Я не в обиде на маму с бабушкой. Они значительно облегчили нам с сестрой жизнь.
Но больно! И боль эта не утихает, наоборот — все крепче сжимает сердце.
«Человек! Это звучит гордо!»
Как мы, дети войны, голодные и обездоленные, любили повторять эту фразу!
Десятки миллионов этих «гордо звучащих человеков» свалены в ямы по российским необъятным просторам. Как хорошо должна бы рождать наша земля, насыщенная таким количеством органических удобрений!
Но она не рожает. И не родит ничего. В землю зарыты настоящие хозяева этой земли, любившие ее, умевшие с ней обращаться.
Страна тюрем и лагерей.

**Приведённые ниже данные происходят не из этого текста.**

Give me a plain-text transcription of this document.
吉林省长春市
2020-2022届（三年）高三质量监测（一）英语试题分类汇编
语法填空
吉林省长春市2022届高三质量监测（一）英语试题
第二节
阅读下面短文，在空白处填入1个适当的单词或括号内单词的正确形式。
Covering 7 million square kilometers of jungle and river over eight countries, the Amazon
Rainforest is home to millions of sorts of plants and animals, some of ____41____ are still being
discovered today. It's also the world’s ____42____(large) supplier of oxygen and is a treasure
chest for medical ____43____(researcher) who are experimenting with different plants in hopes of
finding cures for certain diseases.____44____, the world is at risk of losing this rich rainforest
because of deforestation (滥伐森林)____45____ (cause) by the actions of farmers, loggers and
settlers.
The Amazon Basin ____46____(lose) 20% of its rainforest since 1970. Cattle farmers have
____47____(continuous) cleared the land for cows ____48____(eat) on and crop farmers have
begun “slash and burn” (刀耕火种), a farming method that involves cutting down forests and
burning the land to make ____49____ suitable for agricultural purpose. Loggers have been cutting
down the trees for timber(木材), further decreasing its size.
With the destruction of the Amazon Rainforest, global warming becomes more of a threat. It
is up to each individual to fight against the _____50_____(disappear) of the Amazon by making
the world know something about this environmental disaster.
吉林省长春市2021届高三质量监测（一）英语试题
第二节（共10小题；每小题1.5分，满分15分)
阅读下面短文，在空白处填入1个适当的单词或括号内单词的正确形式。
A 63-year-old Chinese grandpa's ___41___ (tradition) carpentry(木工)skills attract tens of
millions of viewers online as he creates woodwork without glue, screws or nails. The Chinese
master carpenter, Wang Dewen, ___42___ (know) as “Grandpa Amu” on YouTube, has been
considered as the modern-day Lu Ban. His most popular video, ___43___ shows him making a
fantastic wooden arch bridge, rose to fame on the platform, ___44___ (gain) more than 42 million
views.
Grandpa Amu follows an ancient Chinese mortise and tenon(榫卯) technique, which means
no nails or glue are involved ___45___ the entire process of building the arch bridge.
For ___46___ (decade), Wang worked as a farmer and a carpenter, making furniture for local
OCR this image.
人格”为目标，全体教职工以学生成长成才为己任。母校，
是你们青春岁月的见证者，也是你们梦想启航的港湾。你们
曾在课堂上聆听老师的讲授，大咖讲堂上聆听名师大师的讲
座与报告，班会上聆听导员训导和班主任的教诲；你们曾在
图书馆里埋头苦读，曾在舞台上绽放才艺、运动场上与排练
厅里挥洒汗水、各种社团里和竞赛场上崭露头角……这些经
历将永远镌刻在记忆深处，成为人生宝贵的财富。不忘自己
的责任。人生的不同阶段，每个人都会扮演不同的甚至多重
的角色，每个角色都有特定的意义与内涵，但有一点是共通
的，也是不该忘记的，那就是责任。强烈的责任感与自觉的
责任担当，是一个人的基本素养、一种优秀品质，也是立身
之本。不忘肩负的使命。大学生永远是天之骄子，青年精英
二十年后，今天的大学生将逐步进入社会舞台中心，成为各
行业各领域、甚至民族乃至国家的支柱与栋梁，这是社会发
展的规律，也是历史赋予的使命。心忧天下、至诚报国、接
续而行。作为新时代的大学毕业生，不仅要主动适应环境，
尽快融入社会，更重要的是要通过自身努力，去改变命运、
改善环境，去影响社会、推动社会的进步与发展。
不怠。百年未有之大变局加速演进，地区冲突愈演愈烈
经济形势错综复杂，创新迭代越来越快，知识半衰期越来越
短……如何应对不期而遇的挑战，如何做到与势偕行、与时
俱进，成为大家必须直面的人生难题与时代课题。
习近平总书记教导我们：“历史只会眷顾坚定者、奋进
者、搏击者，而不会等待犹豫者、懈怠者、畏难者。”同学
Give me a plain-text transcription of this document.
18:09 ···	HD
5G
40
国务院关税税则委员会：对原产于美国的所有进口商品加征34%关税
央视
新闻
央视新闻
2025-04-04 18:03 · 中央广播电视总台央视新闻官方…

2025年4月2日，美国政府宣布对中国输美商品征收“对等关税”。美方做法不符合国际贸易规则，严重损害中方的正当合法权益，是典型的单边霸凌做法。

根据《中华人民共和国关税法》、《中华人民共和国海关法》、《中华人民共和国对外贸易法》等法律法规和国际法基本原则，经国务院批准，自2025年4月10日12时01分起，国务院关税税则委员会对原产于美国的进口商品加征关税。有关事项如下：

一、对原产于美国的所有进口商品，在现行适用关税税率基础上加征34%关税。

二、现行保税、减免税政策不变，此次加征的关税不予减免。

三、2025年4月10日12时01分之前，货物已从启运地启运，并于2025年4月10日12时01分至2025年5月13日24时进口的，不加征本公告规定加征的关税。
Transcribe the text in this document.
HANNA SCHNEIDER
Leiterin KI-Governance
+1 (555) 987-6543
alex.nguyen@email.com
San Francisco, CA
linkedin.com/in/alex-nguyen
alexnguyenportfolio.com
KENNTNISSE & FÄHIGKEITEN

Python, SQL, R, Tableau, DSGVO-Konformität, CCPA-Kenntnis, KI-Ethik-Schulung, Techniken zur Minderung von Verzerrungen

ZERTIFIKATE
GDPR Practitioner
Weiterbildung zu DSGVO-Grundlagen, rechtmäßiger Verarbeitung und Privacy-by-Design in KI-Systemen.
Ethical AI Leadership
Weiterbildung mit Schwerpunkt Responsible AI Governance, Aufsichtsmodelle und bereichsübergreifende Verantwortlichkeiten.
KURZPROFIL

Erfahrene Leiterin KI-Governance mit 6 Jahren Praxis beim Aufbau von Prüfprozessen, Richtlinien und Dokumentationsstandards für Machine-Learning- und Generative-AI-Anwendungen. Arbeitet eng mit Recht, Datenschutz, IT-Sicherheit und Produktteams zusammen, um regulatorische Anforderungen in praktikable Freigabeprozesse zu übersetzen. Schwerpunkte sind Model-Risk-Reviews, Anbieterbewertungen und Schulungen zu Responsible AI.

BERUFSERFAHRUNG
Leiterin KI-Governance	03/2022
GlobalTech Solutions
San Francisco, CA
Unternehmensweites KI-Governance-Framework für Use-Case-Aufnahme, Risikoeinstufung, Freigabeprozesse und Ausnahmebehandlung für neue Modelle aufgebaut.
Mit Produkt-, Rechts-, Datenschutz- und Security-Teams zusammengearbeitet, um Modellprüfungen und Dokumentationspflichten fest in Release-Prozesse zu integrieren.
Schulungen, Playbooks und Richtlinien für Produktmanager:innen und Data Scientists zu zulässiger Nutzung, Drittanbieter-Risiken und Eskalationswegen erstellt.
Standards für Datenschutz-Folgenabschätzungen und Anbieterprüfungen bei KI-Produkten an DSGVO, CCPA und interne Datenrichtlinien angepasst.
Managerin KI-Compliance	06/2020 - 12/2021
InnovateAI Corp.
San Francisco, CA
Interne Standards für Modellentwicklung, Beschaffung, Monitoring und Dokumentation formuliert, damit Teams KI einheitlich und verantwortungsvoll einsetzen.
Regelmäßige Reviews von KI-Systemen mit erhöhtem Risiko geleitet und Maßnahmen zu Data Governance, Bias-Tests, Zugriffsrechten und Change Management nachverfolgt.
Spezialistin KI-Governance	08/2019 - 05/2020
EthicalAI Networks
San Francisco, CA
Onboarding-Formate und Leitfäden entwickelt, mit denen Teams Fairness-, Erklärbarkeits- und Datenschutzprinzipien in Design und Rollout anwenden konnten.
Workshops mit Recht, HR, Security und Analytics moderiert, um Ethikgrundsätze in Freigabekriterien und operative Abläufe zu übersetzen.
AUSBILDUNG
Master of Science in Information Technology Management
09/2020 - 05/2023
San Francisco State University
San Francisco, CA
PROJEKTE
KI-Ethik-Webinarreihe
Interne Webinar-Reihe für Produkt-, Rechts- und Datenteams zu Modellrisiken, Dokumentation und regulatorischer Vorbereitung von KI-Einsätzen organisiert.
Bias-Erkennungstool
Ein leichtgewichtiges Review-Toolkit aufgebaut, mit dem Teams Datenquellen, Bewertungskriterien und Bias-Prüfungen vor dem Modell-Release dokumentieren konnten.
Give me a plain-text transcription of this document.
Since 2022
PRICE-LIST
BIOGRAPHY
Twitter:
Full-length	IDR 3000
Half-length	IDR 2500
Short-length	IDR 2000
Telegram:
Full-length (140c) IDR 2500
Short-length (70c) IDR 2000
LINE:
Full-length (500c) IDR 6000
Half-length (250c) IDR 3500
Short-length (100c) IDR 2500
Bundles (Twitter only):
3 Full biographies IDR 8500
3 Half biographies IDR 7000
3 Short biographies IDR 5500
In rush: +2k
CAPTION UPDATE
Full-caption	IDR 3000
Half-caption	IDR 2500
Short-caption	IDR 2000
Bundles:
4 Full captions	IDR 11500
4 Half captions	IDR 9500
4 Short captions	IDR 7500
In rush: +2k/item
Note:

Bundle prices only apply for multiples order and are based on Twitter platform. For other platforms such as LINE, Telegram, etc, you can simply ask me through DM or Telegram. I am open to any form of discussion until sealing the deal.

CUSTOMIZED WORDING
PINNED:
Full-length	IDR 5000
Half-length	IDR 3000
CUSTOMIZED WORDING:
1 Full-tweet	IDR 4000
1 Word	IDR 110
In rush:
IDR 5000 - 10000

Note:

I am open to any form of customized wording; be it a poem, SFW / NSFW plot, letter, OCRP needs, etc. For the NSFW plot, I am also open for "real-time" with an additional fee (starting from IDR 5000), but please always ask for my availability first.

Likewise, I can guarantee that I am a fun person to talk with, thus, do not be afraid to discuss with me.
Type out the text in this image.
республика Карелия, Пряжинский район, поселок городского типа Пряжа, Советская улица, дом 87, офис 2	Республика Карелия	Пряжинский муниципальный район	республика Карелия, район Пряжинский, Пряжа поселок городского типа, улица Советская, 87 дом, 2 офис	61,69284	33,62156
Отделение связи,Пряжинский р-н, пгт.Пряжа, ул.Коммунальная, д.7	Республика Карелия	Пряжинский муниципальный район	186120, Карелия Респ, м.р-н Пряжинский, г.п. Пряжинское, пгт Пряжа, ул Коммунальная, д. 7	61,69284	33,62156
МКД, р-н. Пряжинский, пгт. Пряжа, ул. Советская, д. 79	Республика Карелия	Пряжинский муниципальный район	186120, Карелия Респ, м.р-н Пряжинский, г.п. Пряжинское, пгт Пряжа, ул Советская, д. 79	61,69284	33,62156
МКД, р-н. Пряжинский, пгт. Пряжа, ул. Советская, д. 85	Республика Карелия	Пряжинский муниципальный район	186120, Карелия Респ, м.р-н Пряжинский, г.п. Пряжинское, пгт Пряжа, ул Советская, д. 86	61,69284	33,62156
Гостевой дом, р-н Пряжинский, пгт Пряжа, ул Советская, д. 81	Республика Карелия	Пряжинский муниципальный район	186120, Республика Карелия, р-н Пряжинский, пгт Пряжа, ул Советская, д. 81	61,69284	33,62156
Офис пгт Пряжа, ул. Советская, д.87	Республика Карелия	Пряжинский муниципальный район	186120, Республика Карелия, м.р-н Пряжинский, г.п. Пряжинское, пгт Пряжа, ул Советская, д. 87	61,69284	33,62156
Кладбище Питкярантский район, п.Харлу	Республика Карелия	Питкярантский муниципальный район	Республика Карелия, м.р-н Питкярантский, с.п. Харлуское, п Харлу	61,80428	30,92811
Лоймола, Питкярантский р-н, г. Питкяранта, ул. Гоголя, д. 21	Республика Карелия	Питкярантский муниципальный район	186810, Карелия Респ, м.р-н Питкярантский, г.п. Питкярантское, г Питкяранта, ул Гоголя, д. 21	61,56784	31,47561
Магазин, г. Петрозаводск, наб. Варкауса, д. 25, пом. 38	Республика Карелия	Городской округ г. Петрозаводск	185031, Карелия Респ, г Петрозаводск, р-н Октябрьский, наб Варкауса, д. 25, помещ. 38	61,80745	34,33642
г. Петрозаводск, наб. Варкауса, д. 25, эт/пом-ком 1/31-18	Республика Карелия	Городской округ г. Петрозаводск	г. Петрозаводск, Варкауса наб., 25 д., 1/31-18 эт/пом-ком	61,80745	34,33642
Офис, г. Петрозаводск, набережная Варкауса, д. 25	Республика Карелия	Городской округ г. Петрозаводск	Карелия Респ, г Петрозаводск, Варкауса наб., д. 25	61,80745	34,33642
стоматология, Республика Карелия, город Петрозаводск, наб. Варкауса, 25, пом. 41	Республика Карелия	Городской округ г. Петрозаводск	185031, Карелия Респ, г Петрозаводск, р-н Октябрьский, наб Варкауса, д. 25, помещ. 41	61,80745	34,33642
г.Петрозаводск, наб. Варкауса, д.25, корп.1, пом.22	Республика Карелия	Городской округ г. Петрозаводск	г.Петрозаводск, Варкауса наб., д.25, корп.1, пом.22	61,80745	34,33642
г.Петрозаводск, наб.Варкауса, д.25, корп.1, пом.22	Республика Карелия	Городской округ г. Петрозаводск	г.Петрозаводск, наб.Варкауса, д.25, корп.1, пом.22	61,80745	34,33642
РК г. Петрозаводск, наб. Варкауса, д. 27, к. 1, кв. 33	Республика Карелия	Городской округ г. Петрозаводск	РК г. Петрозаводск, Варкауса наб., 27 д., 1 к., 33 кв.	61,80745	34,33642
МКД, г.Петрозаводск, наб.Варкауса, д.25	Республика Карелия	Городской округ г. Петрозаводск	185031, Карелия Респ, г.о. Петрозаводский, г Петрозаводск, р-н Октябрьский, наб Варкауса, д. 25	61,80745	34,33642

Кого ни спросишь в этой стране — сидел, кого ни вспомнишь — погиб. В тюрьме, в лагере, в подвалах ЧК, в бесчисленных войнах. И над каждым, буквально над каждым живым, как дамоклов меч, висела угроза неправедного суда и заточения. Страх смерти двигал поступками людей.
Однажды мы снимали в районе бывшей лагерной зоны. Случайно обнаружили брошенный проржавевший паровоз на заброшенных, ведущих в никуда рельсах.
Вот мрачный образ нашего поступательного движения к светлому будущему! «Наш паровоз — вперед лети!..» А ведь как были разведены его пары, как раскалена топка — топили-то живыми людьми. При этом сгорели мозг нации, ее интеллект, история и слава России, ее культура. И шпалы, и рельсы этого дьявольского пути проложены на костях погибших, на переломанных хребтах, на отнятой воле. Никуда этот путь и не мог привести! Обидно только, что ясно это стало слишком поздно, да и то не всем.
Что же за проклятие висит над нашей страной, над нашим народом?
А не соври мне мать с бабушкой, знай я с самого рождения про репрессированного отца, поселись в мальчишеском сердце ожесточение и озлобленность на весь окружающий мир — как бы сложилась моя судьба? Не попал бы я в тот контингент, о котором сегодня пишу?